Answer to Comment 1: We thank the Reviewer for the positive feedback. We are pleased to hear that the manuscript was found to be comprehensive, clearly written, and well-structured.

Comment 2: I have the following questions and comments for the authors. While Tables 1–5 provide valuable summaries of key studies related to resistance mechanisms in BRAF-mutant melanoma, their current placement within the manuscript may impede readability and comprehension. I recommend relocating each table to directly follow the corresponding sections of the mechanistic discussion in Section 6. Additionally, the manuscript would benefit from brief narrative references to each table in the text.

Answer to Comment 2: We thank the Reviewer for this suggestion. In response, we have relocated Tables 1–5 to follow the corresponding sections within the mechanistic discussion in Section 6 to improve readability and coherence. Additionally, we have added brief narrative references to each table in the main text to guide the reader and better integrate the tables into the flow of the discussion. We believe these changes enhance the clarity and accessibility of the information presented.

Comment 3: The information contained in Tables 1–5 is relevant and well-aligned with the review’s scope. However, I recommend removing full author names and article titles and replacing them with reference numbers or abbreviated citations (e.g., [45]). Additionally, standardizing the table structure and summarizing key findings and implications in a consistent column format would significantly improve clarity. I would recommend including the following columns: mechanisms of resistance, experimental model (e.g., cell line, clinical samples), key findings, and references.

Answer to Comment 3: In accordance with the suggestion, we have revised Tables 1–5 by removing full author names and article titles. Additionally, we have standardized the structure across all tables to include the recommended columns: mechanisms of resistance, experimental model, key findings, and references.

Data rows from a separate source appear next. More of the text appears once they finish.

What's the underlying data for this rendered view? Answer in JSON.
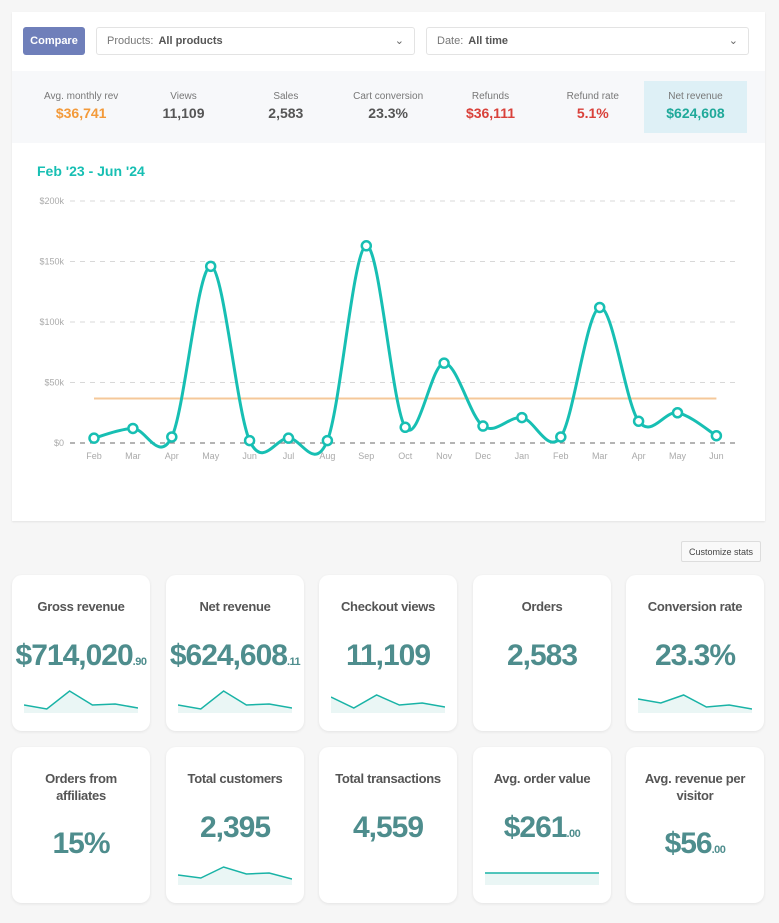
{
  "toolbar": {
    "compare_label": "Compare",
    "products_label": "Products:",
    "products_value": "All products",
    "date_label": "Date:",
    "date_value": "All time"
  },
  "stats": [
    {
      "label": "Avg. monthly rev",
      "value": "$36,741",
      "color": "#f39a3a"
    },
    {
      "label": "Views",
      "value": "11,109",
      "color": "#555555"
    },
    {
      "label": "Sales",
      "value": "2,583",
      "color": "#555555"
    },
    {
      "label": "Cart conversion",
      "value": "23.3%",
      "color": "#555555"
    },
    {
      "label": "Refunds",
      "value": "$36,111",
      "color": "#d9413a"
    },
    {
      "label": "Refund rate",
      "value": "5.1%",
      "color": "#d9413a"
    },
    {
      "label": "Net revenue",
      "value": "$624,608",
      "color": "#1fa99a"
    }
  ],
  "chart_data": {
    "type": "line",
    "title": "Feb '23 - Jun '24",
    "categories": [
      "Feb",
      "Mar",
      "Apr",
      "May",
      "Jun",
      "Jul",
      "Aug",
      "Sep",
      "Oct",
      "Nov",
      "Dec",
      "Jan",
      "Feb",
      "Mar",
      "Apr",
      "May",
      "Jun"
    ],
    "series": [
      {
        "name": "Net revenue",
        "values": [
          4000,
          12000,
          5000,
          146000,
          2000,
          4000,
          2000,
          163000,
          13000,
          66000,
          14000,
          21000,
          5000,
          112000,
          18000,
          25000,
          6000
        ],
        "color": "#17bfb3"
      }
    ],
    "average": 36741,
    "average_color": "#f5c89a",
    "yticks": [
      {
        "v": 0,
        "label": "$0"
      },
      {
        "v": 50000,
        "label": "$50k"
      },
      {
        "v": 100000,
        "label": "$100k"
      },
      {
        "v": 150000,
        "label": "$150k"
      },
      {
        "v": 200000,
        "label": "$200k"
      }
    ],
    "ylim": [
      0,
      200000
    ],
    "grid": true
  },
  "customize_label": "Customize stats",
  "cards": [
    {
      "title": "Gross revenue",
      "value": "$714,020",
      "cents": ".90",
      "spark": [
        3,
        1,
        10,
        3,
        3.5,
        1.5
      ]
    },
    {
      "title": "Net revenue",
      "value": "$624,608",
      "cents": ".11",
      "spark": [
        3,
        1,
        10,
        3,
        3.5,
        1.5
      ]
    },
    {
      "title": "Checkout views",
      "value": "11,109",
      "cents": "",
      "spark": [
        7,
        1.5,
        8,
        3,
        4,
        2
      ]
    },
    {
      "title": "Orders",
      "value": "2,583",
      "cents": "",
      "spark": null
    },
    {
      "title": "Conversion rate",
      "value": "23.3%",
      "cents": "",
      "spark": [
        6,
        4,
        8,
        2,
        3,
        1
      ]
    },
    {
      "title": "Orders from affiliates",
      "value": "15%",
      "cents": "",
      "spark": null
    },
    {
      "title": "Total customers",
      "value": "2,395",
      "cents": "",
      "spark": [
        4,
        2.5,
        8,
        4.5,
        5,
        2
      ]
    },
    {
      "title": "Total transactions",
      "value": "4,559",
      "cents": "",
      "spark": null
    },
    {
      "title": "Avg. order value",
      "value": "$261",
      "cents": ".00",
      "spark": [
        5,
        5,
        5,
        5,
        5,
        5
      ]
    },
    {
      "title": "Avg. revenue per visitor",
      "value": "$56",
      "cents": ".00",
      "spark": null
    }
  ]
}
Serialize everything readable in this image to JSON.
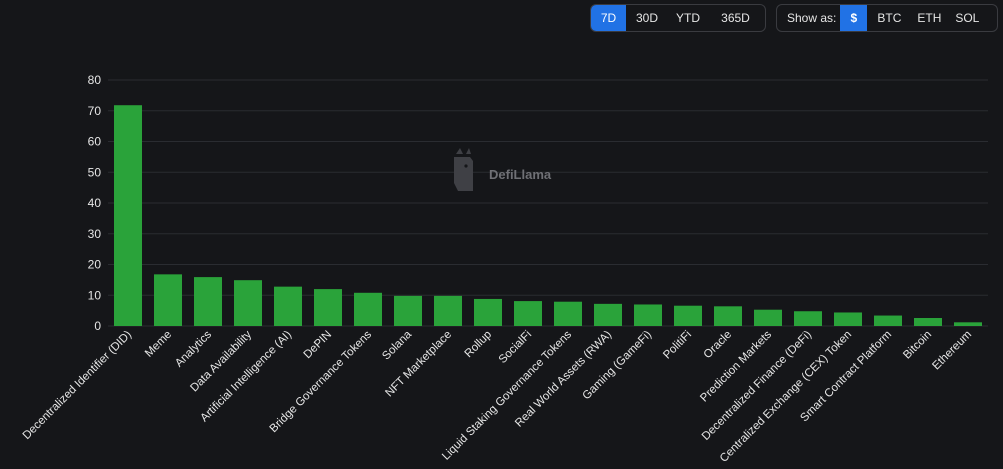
{
  "period_options": [
    "7D",
    "30D",
    "YTD",
    "365D"
  ],
  "period_selected": "7D",
  "show_as_label": "Show as:",
  "currency_options": [
    "$",
    "BTC",
    "ETH",
    "SOL"
  ],
  "currency_selected": "$",
  "watermark": "DefiLlama",
  "colors": {
    "bar": "#2aa33a",
    "accent": "#2172e5",
    "background": "#151619"
  },
  "chart_data": {
    "type": "bar",
    "title": "",
    "xlabel": "",
    "ylabel": "",
    "ylim": [
      0,
      80
    ],
    "yticks": [
      0,
      10,
      20,
      30,
      40,
      50,
      60,
      70,
      80
    ],
    "grid": true,
    "categories": [
      "Decentralized Identifier (DID)",
      "Meme",
      "Analytics",
      "Data Availability",
      "Artificial Intelligence (AI)",
      "DePIN",
      "Bridge Governance Tokens",
      "Solana",
      "NFT Marketplace",
      "Rollup",
      "SocialFi",
      "Liquid Staking Governance Tokens",
      "Real World Assets (RWA)",
      "Gaming (GameFi)",
      "PolitiFi",
      "Oracle",
      "Prediction Markets",
      "Decentralized Finance (DeFi)",
      "Centralized Exchange (CEX) Token",
      "Smart Contract Platform",
      "Bitcoin",
      "Ethereum"
    ],
    "values": [
      71.8,
      16.8,
      15.9,
      14.9,
      12.8,
      12.0,
      10.8,
      9.8,
      9.8,
      8.8,
      8.1,
      7.9,
      7.2,
      7.0,
      6.6,
      6.4,
      5.3,
      4.8,
      4.4,
      3.4,
      2.6,
      1.2
    ]
  }
}
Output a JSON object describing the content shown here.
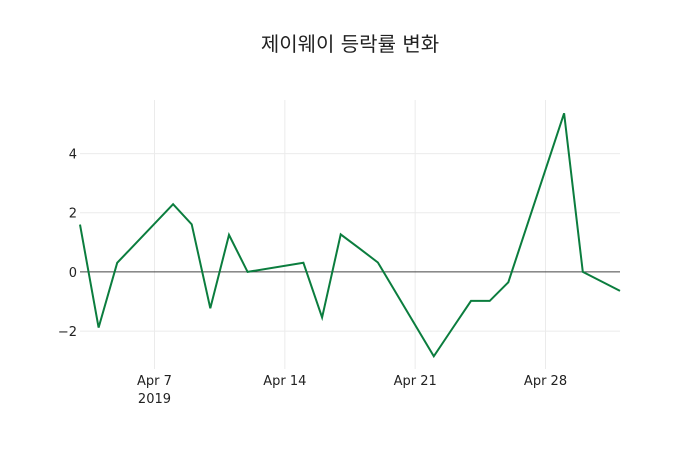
{
  "chart_data": {
    "type": "line",
    "title": "제이웨이 등락률 변화",
    "xlabel": "",
    "ylabel": "",
    "x_tick_labels": [
      "Apr 7",
      "Apr 14",
      "Apr 21",
      "Apr 28"
    ],
    "x_tick_sublabel": "2019",
    "y_tick_labels": [
      "−2",
      "0",
      "2",
      "4"
    ],
    "y_ticks": [
      -2,
      0,
      2,
      4
    ],
    "ylim": [
      -3.28,
      5.81
    ],
    "xlim": [
      "2019-04-03",
      "2019-05-02"
    ],
    "grid": true,
    "zero_line": true,
    "line_color": "#0b7d3e",
    "series": [
      {
        "name": "등락률",
        "x": [
          "2019-04-03",
          "2019-04-04",
          "2019-04-05",
          "2019-04-08",
          "2019-04-09",
          "2019-04-10",
          "2019-04-11",
          "2019-04-12",
          "2019-04-15",
          "2019-04-16",
          "2019-04-17",
          "2019-04-18",
          "2019-04-19",
          "2019-04-22",
          "2019-04-23",
          "2019-04-24",
          "2019-04-25",
          "2019-04-26",
          "2019-04-29",
          "2019-04-30",
          "2019-05-02"
        ],
        "values": [
          1.6,
          -1.88,
          0.31,
          2.29,
          1.61,
          -1.23,
          1.25,
          0.0,
          0.31,
          -1.54,
          1.27,
          0.8,
          0.32,
          -2.85,
          -1.91,
          -0.98,
          -0.98,
          -0.35,
          5.36,
          0.0,
          -0.64
        ]
      }
    ]
  }
}
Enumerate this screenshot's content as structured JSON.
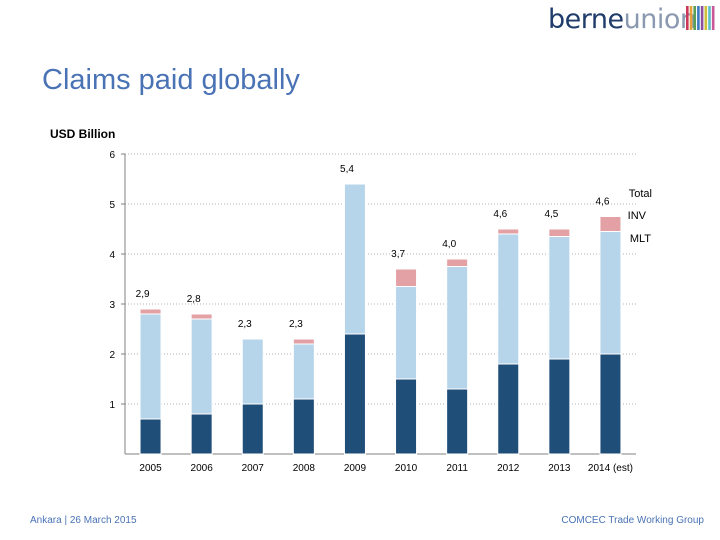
{
  "header": {
    "logo_text_a": "berne",
    "logo_text_b": "union",
    "stripe_colors": [
      "#c9375a",
      "#e6a03c",
      "#5b9f56",
      "#3c7cc0",
      "#8a4f9e",
      "#cfc23a",
      "#5dbfc6",
      "#c95a9a"
    ]
  },
  "title": "Claims paid globally",
  "unit_label": "USD Billion",
  "footer": {
    "left": "Ankara | 26 March 2015",
    "right": "COMCEC Trade Working Group"
  },
  "colors": {
    "st": "#1f4e79",
    "mlt": "#b7d5ea",
    "inv": "#e3a1a6",
    "grid": "#b0b0b0",
    "axis": "#808080"
  },
  "chart_data": {
    "type": "bar",
    "stacked": true,
    "categories": [
      "2005",
      "2006",
      "2007",
      "2008",
      "2009",
      "2010",
      "2011",
      "2012",
      "2013",
      "2014 (est)"
    ],
    "ylim": [
      0,
      6
    ],
    "yticks": [
      "1",
      "2",
      "3",
      "4",
      "5",
      "6"
    ],
    "grid": true,
    "series": [
      {
        "key": "st",
        "values": [
          0.7,
          0.8,
          1.0,
          1.1,
          2.4,
          1.5,
          1.3,
          1.8,
          1.9,
          2.0
        ]
      },
      {
        "key": "mlt",
        "name": "MLT",
        "values": [
          2.1,
          1.9,
          1.3,
          1.1,
          3.0,
          1.85,
          2.45,
          2.6,
          2.45,
          2.45
        ]
      },
      {
        "key": "inv",
        "name": "INV",
        "values": [
          0.1,
          0.1,
          0.0,
          0.1,
          0.0,
          0.35,
          0.15,
          0.1,
          0.15,
          0.3
        ]
      }
    ],
    "totals": [
      "2,9",
      "2,8",
      "2,3",
      "2,3",
      "5,4",
      "3,7",
      "4,0",
      "4,6",
      "4,5",
      "4,6"
    ],
    "legend": {
      "total": "Total",
      "inv": "INV",
      "mlt": "MLT"
    }
  }
}
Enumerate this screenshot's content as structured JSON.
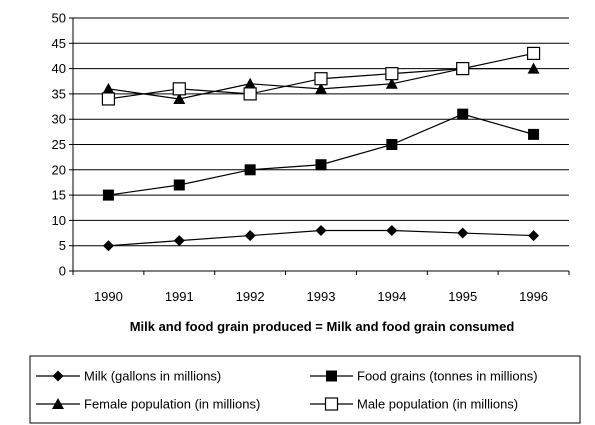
{
  "chart_data": {
    "type": "line",
    "title": "",
    "xlabel": "Milk and food grain produced = Milk and food grain consumed",
    "ylabel": "",
    "categories": [
      "1990",
      "1991",
      "1992",
      "1993",
      "1994",
      "1995",
      "1996"
    ],
    "ylim": [
      0,
      50
    ],
    "yticks": [
      "0",
      "5",
      "10",
      "15",
      "20",
      "25",
      "30",
      "35",
      "40",
      "45",
      "50"
    ],
    "grid": "horizontal",
    "legend_position": "bottom",
    "series": [
      {
        "key": "milk",
        "name": "Milk (gallons in millions)",
        "marker": "diamond",
        "values": [
          5,
          6,
          7,
          8,
          8,
          7.5,
          7
        ]
      },
      {
        "key": "food",
        "name": "Food grains (tonnes in millions)",
        "marker": "square-filled",
        "values": [
          15,
          17,
          20,
          21,
          25,
          31,
          27
        ]
      },
      {
        "key": "female",
        "name": "Female population (in millions)",
        "marker": "triangle",
        "values": [
          36,
          34,
          37,
          36,
          37,
          40,
          40
        ]
      },
      {
        "key": "male",
        "name": "Male population (in millions)",
        "marker": "square-open",
        "values": [
          34,
          36,
          35,
          38,
          39,
          40,
          43
        ]
      }
    ]
  }
}
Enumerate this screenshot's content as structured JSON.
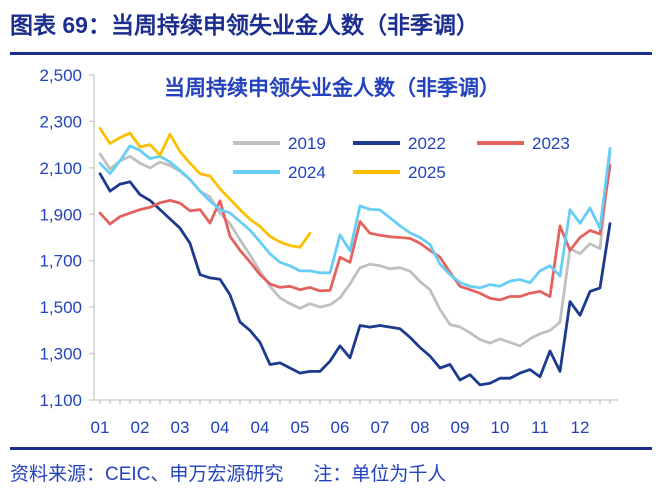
{
  "header": {
    "title": "图表 69：当周持续申领失业金人数（非季调）"
  },
  "footer": {
    "source": "资料来源：CEIC、申万宏源研究",
    "note": "注：单位为千人"
  },
  "colors": {
    "header_text": "#1c2f8f",
    "chart_text": "#2342bd",
    "axis": "#c9c9c9"
  },
  "chart_data": {
    "type": "line",
    "title": "当周持续申领失业金人数（非季调）",
    "unit": "千人",
    "x_axis": {
      "tick_labels": [
        "01",
        "02",
        "03",
        "04",
        "04",
        "05",
        "06",
        "07",
        "08",
        "09",
        "10",
        "11",
        "12"
      ],
      "weeks_per_label": 4,
      "total_weeks": 52
    },
    "y_axis": {
      "min": 1100,
      "max": 2500,
      "step": 200,
      "tick_labels": [
        "1,100",
        "1,300",
        "1,500",
        "1,700",
        "1,900",
        "2,100",
        "2,300",
        "2,500"
      ]
    },
    "legend": {
      "rows": [
        [
          "2019",
          "2022",
          "2023"
        ],
        [
          "2024",
          "2025"
        ]
      ]
    },
    "series": [
      {
        "name": "2019",
        "color": "#c0c0c0",
        "values": [
          2160,
          2095,
          2130,
          2150,
          2120,
          2100,
          2125,
          2110,
          2085,
          2050,
          2000,
          1975,
          1905,
          1860,
          1790,
          1725,
          1655,
          1590,
          1540,
          1515,
          1495,
          1515,
          1500,
          1510,
          1540,
          1600,
          1670,
          1685,
          1678,
          1665,
          1670,
          1655,
          1610,
          1575,
          1490,
          1425,
          1415,
          1390,
          1360,
          1345,
          1363,
          1348,
          1333,
          1363,
          1385,
          1400,
          1435,
          1752,
          1730,
          1773,
          1752,
          2162
        ]
      },
      {
        "name": "2022",
        "color": "#1c3a8e",
        "values": [
          2075,
          2000,
          2030,
          2040,
          1985,
          1960,
          1920,
          1880,
          1840,
          1775,
          1640,
          1626,
          1620,
          1553,
          1436,
          1400,
          1348,
          1253,
          1260,
          1238,
          1216,
          1223,
          1223,
          1267,
          1333,
          1282,
          1421,
          1414,
          1421,
          1414,
          1407,
          1370,
          1326,
          1289,
          1238,
          1253,
          1186,
          1209,
          1165,
          1172,
          1194,
          1194,
          1216,
          1231,
          1200,
          1311,
          1223,
          1524,
          1465,
          1568,
          1583,
          1860
        ]
      },
      {
        "name": "2023",
        "color": "#e2635e",
        "values": [
          1905,
          1858,
          1890,
          1905,
          1920,
          1930,
          1950,
          1960,
          1948,
          1915,
          1920,
          1862,
          1958,
          1805,
          1745,
          1695,
          1640,
          1600,
          1585,
          1590,
          1575,
          1585,
          1570,
          1572,
          1715,
          1693,
          1869,
          1818,
          1810,
          1803,
          1800,
          1796,
          1775,
          1744,
          1715,
          1650,
          1590,
          1575,
          1560,
          1538,
          1531,
          1546,
          1546,
          1560,
          1568,
          1546,
          1850,
          1745,
          1800,
          1830,
          1815,
          2110
        ]
      },
      {
        "name": "2024",
        "color": "#66cef5",
        "values": [
          2120,
          2075,
          2130,
          2195,
          2175,
          2140,
          2150,
          2125,
          2090,
          2050,
          2000,
          1957,
          1920,
          1906,
          1869,
          1832,
          1781,
          1730,
          1693,
          1678,
          1656,
          1656,
          1648,
          1648,
          1811,
          1743,
          1936,
          1921,
          1919,
          1885,
          1850,
          1820,
          1800,
          1770,
          1685,
          1640,
          1606,
          1590,
          1583,
          1597,
          1590,
          1612,
          1619,
          1605,
          1656,
          1678,
          1634,
          1920,
          1861,
          1927,
          1840,
          2184
        ]
      },
      {
        "name": "2025",
        "color": "#fcc003",
        "values": [
          2270,
          2205,
          2230,
          2250,
          2190,
          2200,
          2155,
          2245,
          2170,
          2120,
          2075,
          2065,
          2010,
          1965,
          1920,
          1878,
          1848,
          1805,
          1780,
          1765,
          1758,
          1818
        ]
      }
    ]
  }
}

Comment 4: I strongly encourage the authors to include a schematic illustration summarizing the molecular mechanisms of secondary resistance to BRAF and MEK inhibitors. Given the complexity and variety of the mechanisms described — including MAPK reactivation, NRAS mutations, RTK signaling, and transcriptomic shifts — a visual summary would significantly enhance clarity and understanding.

Answer to Comment 4: To enhance clarity we have included a new schematic illustration summarizing the key molecular mechanisms of secondary resistance to BRAF and MEK inhibitors.

 

Comment 5: The manuscript currently discusses BRAFi and MEKi treatment in both the Introduction and Section 5, resulting in some redundancy. I suggest restructuring the Introduction to focus on the historical context, while transferring detailed therapeutic discussions — including drug mechanisms, combinations, and clinical outcomes — to Section 5. This restructuring would improve clarity and reduce repetition.

Answer to Comment 5: To reduce redundancy and improve clarity, we have restructured the manuscript by focusing the Introduction primarily on the historical context of BRAFi and MEKi treatments. Detailed discussions regarding drug mechanisms, combination therapies, and clinical outcomes have been consolidated and expanded in Section 5.

Round 2

Reviewer 2 Report

Comments and Suggestions for Authors

The authors have thoroughly addressed my comments and revised their manuscript accordingly.